“There’s no other place in the U.S. that’s like this.”

Sept. 13, 2022

Dean Riley, research scientist on hyperspectral and multispectral imaging

Dean Riley profile image

A new research scientist has landed at the University of Arizona! Dean Riley is now here, whose research primarily focuses on hyperspectral and multispectral imaging and its relevance in mining, mineral resources, and geological sciences and engineering. Riley first wanted to be a chemical and nuclear engineer but switched to geology during his undergraduate years at Oregon State University. After his Bachelor’s he went to The Ohio State University to pursue a Master’s and PhD in Geological Sciences while concurrently being a member of the Army Reserve. After Graduate School, he went on to work for the Department of Defense as a contractor, and eventually worked in the private sector, too, as the Vice President of Technology for a Canadian start-up. He was also deployed in Afghanistan and Iraq during his time in the Army Reserve to work in civil affairs.

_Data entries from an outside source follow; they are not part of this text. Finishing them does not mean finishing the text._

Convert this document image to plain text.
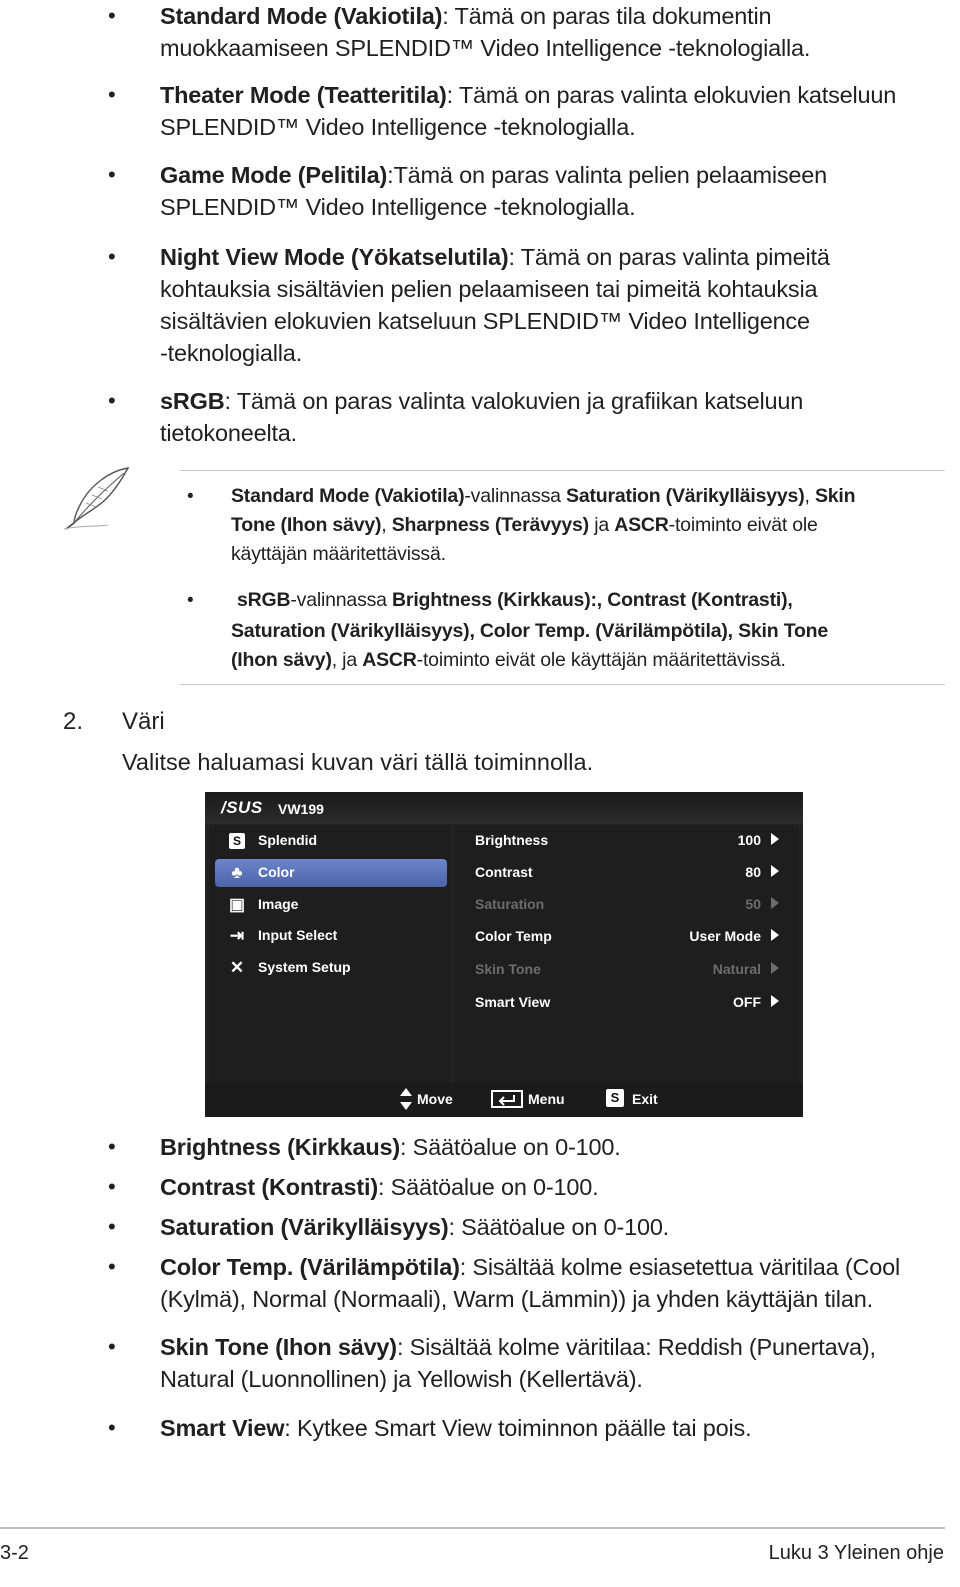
• Standard Mode (Vakiotila): Tämä on paras tila dokumentin
muokkaamiseen SPLENDID™ Video Intelligence -teknologialla.
• Theater Mode (Teatteritila): Tämä on paras valinta elokuvien katseluun
SPLENDID™ Video Intelligence -teknologialla.
• Game Mode (Pelitila):Tämä on paras valinta pelien pelaamiseen
SPLENDID™ Video Intelligence -teknologialla.
• Night View Mode (Yökatselutila): Tämä on paras valinta pimeitä
kohtauksia sisältävien pelien pelaamiseen tai pimeitä kohtauksia
sisältävien elokuvien katseluun SPLENDID™ Video Intelligence
-teknologialla.
• sRGB: Tämä on paras valinta valokuvien ja grafiikan katseluun
tietokoneelta.
• Standard Mode (Vakiotila)-valinnassa Saturation (Värikylläisyys), Skin
Tone (Ihon sävy), Sharpness (Terävyys) ja ASCR-toiminto eivät ole
käyttäjän määritettävissä.
• sRGB-valinnassa Brightness (Kirkkaus):, Contrast (Kontrasti),
Saturation (Värikylläisyys), Color Temp. (Värilämpötila), Skin Tone
(Ihon sävy), ja ASCR-toiminto eivät ole käyttäjän määritettävissä.
2. Väri
Valitse haluamasi kuvan väri tällä toiminnolla.
/SUS VW199
S	Splendid
♣	Color
▣ Image
⇥ Input Select
✕ System Setup
Brightness	100
Contrast	80
Saturation	50
Color Temp	User Mode
Skin Tone	Natural
Smart View	OFF
Move	Menu	S Exit
• Brightness (Kirkkaus): Säätöalue on 0-100.
• Contrast (Kontrasti): Säätöalue on 0-100.
• Saturation (Värikylläisyys): Säätöalue on 0-100.
• Color Temp. (Värilämpötila): Sisältää kolme esiasetettua väritilaa (Cool
(Kylmä), Normal (Normaali), Warm (Lämmin)) ja yhden käyttäjän tilan.
• Skin Tone (Ihon sävy): Sisältää kolme väritilaa: Reddish (Punertava),
Natural (Luonnollinen) ja Yellowish (Kellertävä).
• Smart View: Kytkee Smart View toiminnon päälle tai pois.
3-2	Luku 3 Yleinen ohje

Riley retired from the Army Reserve after 29 years but has continued to work in the mining and geoscience fields. Mining and mineral resources “affect every part of society and provide resources for society to function. Mining and agriculture in my view are the only two industries that are at that base level,” says Riley.

Why the University of Arizona?

Riley came to the University of Arizona to focus on several research aspects. His goal is to create a consortium of mining companies, sensor companies and service companies all focused on how to apply application of hyperspectral instruments to an open pit or mining environment which will provide students the ability to engage with new research projects in the new School of Mining and Mineral Resources. Dean Riley will be working with Dr. Isabel Barton, Assistant Professor of Mining and Geological Engineering, Dr. Kamel Didan, Associate Professor of Biosystems Engineering, and Dr. David Brady, Professor of Optical Sciences in this research.

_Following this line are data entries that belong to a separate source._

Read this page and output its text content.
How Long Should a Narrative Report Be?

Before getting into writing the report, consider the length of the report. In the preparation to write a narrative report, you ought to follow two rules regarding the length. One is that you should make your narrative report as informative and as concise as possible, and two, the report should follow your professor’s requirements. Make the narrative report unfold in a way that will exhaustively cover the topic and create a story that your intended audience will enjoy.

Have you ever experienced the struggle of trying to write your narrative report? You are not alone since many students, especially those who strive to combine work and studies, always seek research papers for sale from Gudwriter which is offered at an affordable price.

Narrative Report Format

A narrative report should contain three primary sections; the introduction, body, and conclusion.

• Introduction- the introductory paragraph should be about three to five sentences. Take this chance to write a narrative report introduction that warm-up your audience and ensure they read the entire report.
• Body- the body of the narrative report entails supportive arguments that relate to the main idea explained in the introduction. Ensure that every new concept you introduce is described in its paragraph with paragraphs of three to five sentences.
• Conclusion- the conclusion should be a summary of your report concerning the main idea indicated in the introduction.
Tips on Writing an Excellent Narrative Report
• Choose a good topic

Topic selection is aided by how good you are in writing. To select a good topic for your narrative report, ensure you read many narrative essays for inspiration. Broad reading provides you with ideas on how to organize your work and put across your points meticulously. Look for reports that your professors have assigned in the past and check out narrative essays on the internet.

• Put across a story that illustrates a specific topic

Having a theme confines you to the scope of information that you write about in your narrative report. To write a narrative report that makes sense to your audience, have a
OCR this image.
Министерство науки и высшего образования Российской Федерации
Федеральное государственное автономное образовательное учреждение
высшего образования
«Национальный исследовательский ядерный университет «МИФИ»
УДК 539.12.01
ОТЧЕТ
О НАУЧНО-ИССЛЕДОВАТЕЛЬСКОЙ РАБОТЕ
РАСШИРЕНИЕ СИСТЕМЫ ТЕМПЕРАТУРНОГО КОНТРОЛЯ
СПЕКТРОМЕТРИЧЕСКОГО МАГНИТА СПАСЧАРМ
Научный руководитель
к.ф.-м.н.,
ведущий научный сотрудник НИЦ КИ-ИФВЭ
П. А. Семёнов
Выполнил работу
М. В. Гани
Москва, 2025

In Riley’s view, “There’s no other place in the U.S. that’s like this.” The University is the only tier 1 research institution that has a school in mining and mineral resources, geosciences, geological and mining engineering, optical sciences and engineering, and an underground lab in the form of the San Xavier Mine. 

Hyperspectral imaging for the use of mining engineering involves using data from aircraft and satellites, and other imaging technologies such as drones to scan geographical features to map mine sites and find potential mine sites. The imaging can also be used to evaluate conditions of a mine and find specific minerals.

Hyperspectral and multispectral imaging can be used in a variety of applications, including fields in climate, geosciences, mining and mineral resources, and agriculture. Riley has interests in using hyperspectral imaging to develop methods and algorithms for finding various rocks’ physical and mechanical properties.

“I really want students to be at the forefront of developing techniques and methods with guidance from faculty here and guidance from the industry about what projects are important. I want to pass on and educate students on how to effectively process and interpret hyperspectral data right correctly, regarding your area of interest… to generate knowledge to make decisions,” says Riley.

With the improvement of technology leading to an increase of accessibility to data Riley’s research at the University of Arizona is just beginning.